Вкус, подчеркнутый конфигурацией нашего настоящего времени, с полем справа, авторитарного характера, сумевшим занять место в историческом фарсе того, что всплывает на поверхность, — в движении, подобном тому, которое первоначально обнаружил старый Маркс в Наполеон III, «маленький», во Второй французской империи. Движение, которое показывает среди нас политическую силу марксистской интуиции диалектического возвращения (которое не есть вечное возвращение), имея теперь дело с генералами во главе с маленьким капитаном.
В конце концов, преступление исполнения государственного гимна в ритме Tropicália, даже если оно воображалось разоблачителем (но особенно хорошо воображалось), снова стало очень реальным и снова спорным и могло послужить возрождением спорной матрицы для архаического поле, которое Тропикалия в свое время считал проглотил и изрыгнул навсегда.
Модус иронии и аллегорической пародии, разбивающий представление, которое когда-то имело место как уместный образ, в момент фарса теряет свою силу. Они, генералы, семья в столовой, вернулись, но изначальной напряженности того внезапного смещения, придававшего критическую массу первоначальному образу тропикализма, явно уже нет. Зелено-желтый, скопированный с фарса, утратил удовольствие от первого ощущения смещения, когда внезапное сосуществование архаики и гипермодерна отбросило аллегорический осколок.
Другими словами, нет Tropicália two, Tropicália bis, но есть желто-зеленый национализм, возвращающийся подобно фарсовой фреске, вибрирующий в том, что является актуальной его заменой. Смещенный, таким образом, покойный Каэтано находит ответ на фарс не в либертарианской стороне контркультуры и не в насмешливом проглатывании реликвий Бразилии и ее «монумента из крепированной бумаги и серебра».
Чувствуя необходимость продолжать дышать изо всех сил, уже в старости он находит новые силы в кислороде споров и сталкивается, как проводник, в конституции симметричной и вызывающей оппозиции, волосок за волоском, с глазу на глаз, к фантастической параллельной реальности старых генералов, возвращающихся из катакомб.
Здесь имело место явное принижение аргумента (речь не идет о художественном творчестве) в дискурсе просвещенного понимания, за которое так любит браться Каэтано.

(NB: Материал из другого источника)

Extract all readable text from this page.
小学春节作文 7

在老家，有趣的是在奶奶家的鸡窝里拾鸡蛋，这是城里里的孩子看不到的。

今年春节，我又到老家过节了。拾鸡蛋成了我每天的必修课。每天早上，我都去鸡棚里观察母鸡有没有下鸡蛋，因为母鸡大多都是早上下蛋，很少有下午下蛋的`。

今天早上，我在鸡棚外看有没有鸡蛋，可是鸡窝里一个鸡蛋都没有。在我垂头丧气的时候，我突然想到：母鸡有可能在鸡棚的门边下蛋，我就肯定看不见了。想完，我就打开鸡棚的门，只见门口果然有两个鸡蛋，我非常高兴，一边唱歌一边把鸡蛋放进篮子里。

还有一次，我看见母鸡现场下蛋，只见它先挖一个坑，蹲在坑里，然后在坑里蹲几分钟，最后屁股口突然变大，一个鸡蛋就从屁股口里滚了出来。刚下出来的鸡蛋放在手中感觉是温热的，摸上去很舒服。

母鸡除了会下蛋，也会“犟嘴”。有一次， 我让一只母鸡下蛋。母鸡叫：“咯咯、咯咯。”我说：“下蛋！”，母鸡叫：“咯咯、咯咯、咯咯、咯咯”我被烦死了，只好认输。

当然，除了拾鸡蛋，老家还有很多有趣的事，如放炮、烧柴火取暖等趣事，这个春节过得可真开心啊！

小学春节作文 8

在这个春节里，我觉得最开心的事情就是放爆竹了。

В лобовом столкновении противоположностей ищется полемика, которая может быть настолько сложной, что дает выход негодованию, которое мы все чувствуем, но в уравнительном режиме гневной воодушевленности, непосредственно достигает самой нижней точки врага, споря в само пространство вашей логики.
Таким образом, отбрасывая либертарианское поле непримиримого критического мышления, в котором оно всегда закреплялось, оно разменяет его на запуск полемики и качается только там. Здесь вся традиция социализма, имеющая либертарианскую окраску и стоявшая у истоков формирования с середины 1970-х и начала следующего десятилетия, с поражением вооруженной борьбы, новых объединений в бразильские левые также остались в современном искусстве, которое каким-то образом вобрало в себя этот дух — и которое содрогается от возрождения «зомби» ценностей, которые, как считалось, были окончательно похоронены.
Еще более сильное беспокойство вызывает печать свободной фигуры, такой как Каэтано Велозо, присутствующая в традиции, которая всегда знала, как выжить без «остатка синтеза». Ответ на галлюцинаторную речь справа не должен быть "епатер ле буржуа' в прачечной с другой стороны, особенно когда стиральная машина может лопнуть, бесконтрольно наброситься и в какой-то момент совпасть с варварством.
*Фернан Пессоа Рамуш, социолог, профессор Института искусств UNICAMP. Автор, среди прочих книг, Но ведь… что такое документальный фильм? (Сенак-СП).